The summary statistics show the variation in image height and width and confirm that all images have three color channels. The sample images displayed below illustrate typical examples from each category.

In [None]:
fig, axes = plt.subplots(1, 2, figsize=(8, 4))
for ax, cat in zip(axes, CATEGORIES):
    path = os.path.join(RAW_DIR, cat, os.listdir(os.path.join(RAW_DIR, cat))[0])
    img = plt.imread(path)
    ax.imshow(img)
    ax.set_title(cat)
    ax.axis('off')
plt.show()

## Data Splitting
The dataset is split into training, validation, and test sets using an eighty, fifteen, and five percent ratio respectively. This split allows the model to learn from the training set, tune parameters on the validation set, and finally be assessed on unseen test data.

In [None]:
split_data(
    source_dir=RAW_DIR,
    dest_dir=PROC_DIR,
    categories=CATEGORIES,
    train_pct=TRAIN_RATIO,
    val_pct=VAL_RATIO,
    seed=42
)

## Loading Datasets
The TensorFlow data pipeline is then used to load images from the processed directories. Training and validation datasets are shuffled to improve model robustness, and the batch size parameter controls the number of samples processed before updating the model weights.

In [None]:
train_ds, val_ds, test_ds, class_names = load_datasets(
    PROC_DIR,
    image_size=IMG_SIZE,
    batch_size=BATCH_SIZE,
    seed=42
)
print(f"Classes detected: {class_names}")

## Model Building and Training
The model architecture uses a MobileNetV2 backbone pre-trained on ImageNet to extract features. Data augmentation layers randomly flip, rotate, zoom, translate, and adjust contrast to reduce overfitting. Dropout and L2 regularization are included for further generalization benefits. Training uses the Adam optimizer with binary crossentropy and applies class weights to address any imbalance.

In [None]:
model = build_model(
    input_shape=(*IMG_SIZE, 3),
    dropout_rate=0.6,
    l2_rate=1e-4
)
cw = compute_class_weights(train_ds)
print(f"Class weights: {cw}")
callbacks = get_callbacks(patience=12)
history = model.fit(
    train_ds,
    validation_data=val_ds,
    epochs=20,
    callbacks=callbacks,
    class_weight=cw
)

## Training Metrics Interpretation
The accuracy curves for both training and validation data show how well the model learns over epochs. A steady increase in both curves with minimal divergence indicates good generalization.

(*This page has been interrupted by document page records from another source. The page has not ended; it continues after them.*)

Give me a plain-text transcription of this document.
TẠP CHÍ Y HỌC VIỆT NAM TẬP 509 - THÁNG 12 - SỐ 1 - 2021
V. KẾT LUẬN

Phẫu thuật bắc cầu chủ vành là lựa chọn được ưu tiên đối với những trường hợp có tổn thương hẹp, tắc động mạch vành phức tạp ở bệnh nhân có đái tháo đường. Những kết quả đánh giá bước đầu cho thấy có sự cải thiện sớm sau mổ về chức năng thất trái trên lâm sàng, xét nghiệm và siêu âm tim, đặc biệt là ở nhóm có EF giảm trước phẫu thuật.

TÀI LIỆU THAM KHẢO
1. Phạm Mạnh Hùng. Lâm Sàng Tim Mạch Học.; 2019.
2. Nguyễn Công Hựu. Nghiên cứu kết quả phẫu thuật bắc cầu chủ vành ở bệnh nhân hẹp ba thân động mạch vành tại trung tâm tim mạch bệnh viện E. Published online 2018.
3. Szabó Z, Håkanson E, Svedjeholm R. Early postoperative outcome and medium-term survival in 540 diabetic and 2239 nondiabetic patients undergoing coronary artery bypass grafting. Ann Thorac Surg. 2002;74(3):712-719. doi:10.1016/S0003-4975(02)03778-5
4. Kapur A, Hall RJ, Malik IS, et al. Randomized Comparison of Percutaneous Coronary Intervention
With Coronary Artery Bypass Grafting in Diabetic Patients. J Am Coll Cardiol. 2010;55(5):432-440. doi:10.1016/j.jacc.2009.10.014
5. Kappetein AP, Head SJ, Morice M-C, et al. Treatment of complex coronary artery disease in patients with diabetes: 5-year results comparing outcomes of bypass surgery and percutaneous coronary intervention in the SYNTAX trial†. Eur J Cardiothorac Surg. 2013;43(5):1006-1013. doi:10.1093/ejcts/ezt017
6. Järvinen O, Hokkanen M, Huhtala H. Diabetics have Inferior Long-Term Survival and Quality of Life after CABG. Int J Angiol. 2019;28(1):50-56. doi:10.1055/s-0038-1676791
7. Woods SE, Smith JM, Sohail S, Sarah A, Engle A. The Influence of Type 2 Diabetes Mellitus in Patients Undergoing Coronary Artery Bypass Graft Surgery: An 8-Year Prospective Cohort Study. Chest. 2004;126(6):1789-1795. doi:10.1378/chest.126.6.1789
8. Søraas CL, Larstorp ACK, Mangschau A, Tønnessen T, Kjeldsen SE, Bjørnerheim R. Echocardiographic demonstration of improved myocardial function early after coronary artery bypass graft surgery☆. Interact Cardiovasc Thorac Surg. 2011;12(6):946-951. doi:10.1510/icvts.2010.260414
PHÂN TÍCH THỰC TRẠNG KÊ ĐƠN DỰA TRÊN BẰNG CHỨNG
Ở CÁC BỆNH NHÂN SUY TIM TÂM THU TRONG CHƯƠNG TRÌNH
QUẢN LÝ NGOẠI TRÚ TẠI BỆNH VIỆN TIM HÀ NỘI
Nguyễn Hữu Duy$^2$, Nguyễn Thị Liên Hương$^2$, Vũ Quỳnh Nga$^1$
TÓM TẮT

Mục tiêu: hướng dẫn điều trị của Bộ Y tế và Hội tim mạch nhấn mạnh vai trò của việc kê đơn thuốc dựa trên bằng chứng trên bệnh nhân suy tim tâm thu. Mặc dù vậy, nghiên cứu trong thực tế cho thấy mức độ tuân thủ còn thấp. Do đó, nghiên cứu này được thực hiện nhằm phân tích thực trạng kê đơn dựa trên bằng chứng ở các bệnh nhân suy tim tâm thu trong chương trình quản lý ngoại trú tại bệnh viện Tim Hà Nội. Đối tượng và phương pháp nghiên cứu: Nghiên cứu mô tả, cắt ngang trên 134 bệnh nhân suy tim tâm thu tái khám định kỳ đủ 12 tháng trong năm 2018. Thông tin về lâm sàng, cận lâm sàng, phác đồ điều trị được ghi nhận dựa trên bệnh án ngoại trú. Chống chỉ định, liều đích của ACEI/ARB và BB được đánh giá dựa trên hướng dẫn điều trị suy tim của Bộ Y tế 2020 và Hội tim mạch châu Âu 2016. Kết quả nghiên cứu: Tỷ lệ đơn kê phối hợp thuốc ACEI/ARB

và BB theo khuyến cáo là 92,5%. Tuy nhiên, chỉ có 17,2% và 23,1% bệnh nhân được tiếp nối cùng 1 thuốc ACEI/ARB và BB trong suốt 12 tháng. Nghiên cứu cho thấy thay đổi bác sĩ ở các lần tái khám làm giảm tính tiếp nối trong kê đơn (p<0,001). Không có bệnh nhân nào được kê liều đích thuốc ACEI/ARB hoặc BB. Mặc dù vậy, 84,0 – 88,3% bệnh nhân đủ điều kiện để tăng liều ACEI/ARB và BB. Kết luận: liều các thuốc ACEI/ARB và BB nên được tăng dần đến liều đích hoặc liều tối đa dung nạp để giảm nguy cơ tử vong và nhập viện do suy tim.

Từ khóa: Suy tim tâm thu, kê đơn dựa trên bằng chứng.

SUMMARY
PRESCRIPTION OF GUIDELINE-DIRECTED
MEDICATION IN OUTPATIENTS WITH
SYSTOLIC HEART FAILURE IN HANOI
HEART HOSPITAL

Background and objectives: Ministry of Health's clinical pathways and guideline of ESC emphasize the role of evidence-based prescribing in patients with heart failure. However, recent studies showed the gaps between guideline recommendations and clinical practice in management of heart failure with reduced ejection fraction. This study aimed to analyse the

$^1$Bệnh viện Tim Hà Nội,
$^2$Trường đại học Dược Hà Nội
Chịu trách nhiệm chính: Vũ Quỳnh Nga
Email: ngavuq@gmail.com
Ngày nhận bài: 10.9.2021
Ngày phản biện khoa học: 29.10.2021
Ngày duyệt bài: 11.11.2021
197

The loss curves complement the accuracy information by showing how the prediction error evolves during training.

In [None]:
plot_metrics(history)

## Detailed Evaluation
The evaluation phase generates classification reports and confusion matrices for the train, validation, and test sets. Precision and recall metrics for each class reveal whether the model tends to miss tumors or produce false alarms. The confusion matrices visually display the counts of correct and incorrect predictions.

In [None]:
evaluate_model(model, train_ds, class_names, title='Train')
evaluate_model(model, val_ds, class_names, title='Validation')
evaluate_model(model, test_ds, class_names, title='Test')

## Save and Inference
The final model is saved in HDF5 format for deployment or further use. A helper function loads and preprocesses a new image and the model then returns a probability score. The score above or below 0.5 is interpreted as presence or absence of a tumor, and these probabilities can be adjusted for specific use cases.

In [None]:
os.makedirs('models', exist_ok=True)
MODEL_PATH = 'models/best_model.keras'
model.save(MODEL_PATH)
print(f"Model saved at {MODEL_PATH}")

def load_and_preprocess(img_path, img_size):
    img = image.load_img(img_path, target_size=img_size)
    arr = image.img_to_array(img) / 255.0
    return np.expand_dims(arr, axis=0)

model = load_model(MODEL_PATH)
img_path = 'images.jpg'
x = load_and_preprocess(img_path, IMG_SIZE)
pred = float(model.predict(x)[0][0])
label = 'Tumor' if pred > 0.5 else 'No Tumor'
print(f"Prediction score: {pred:.4f} leads to label {label}")

## Conclusion
This notebook has walked through each step of the tumor detection pipeline with clear explanations and interpretations. The design choices, training behavior, and evaluation results are all described in narrative form to highlight understanding and reproducibility.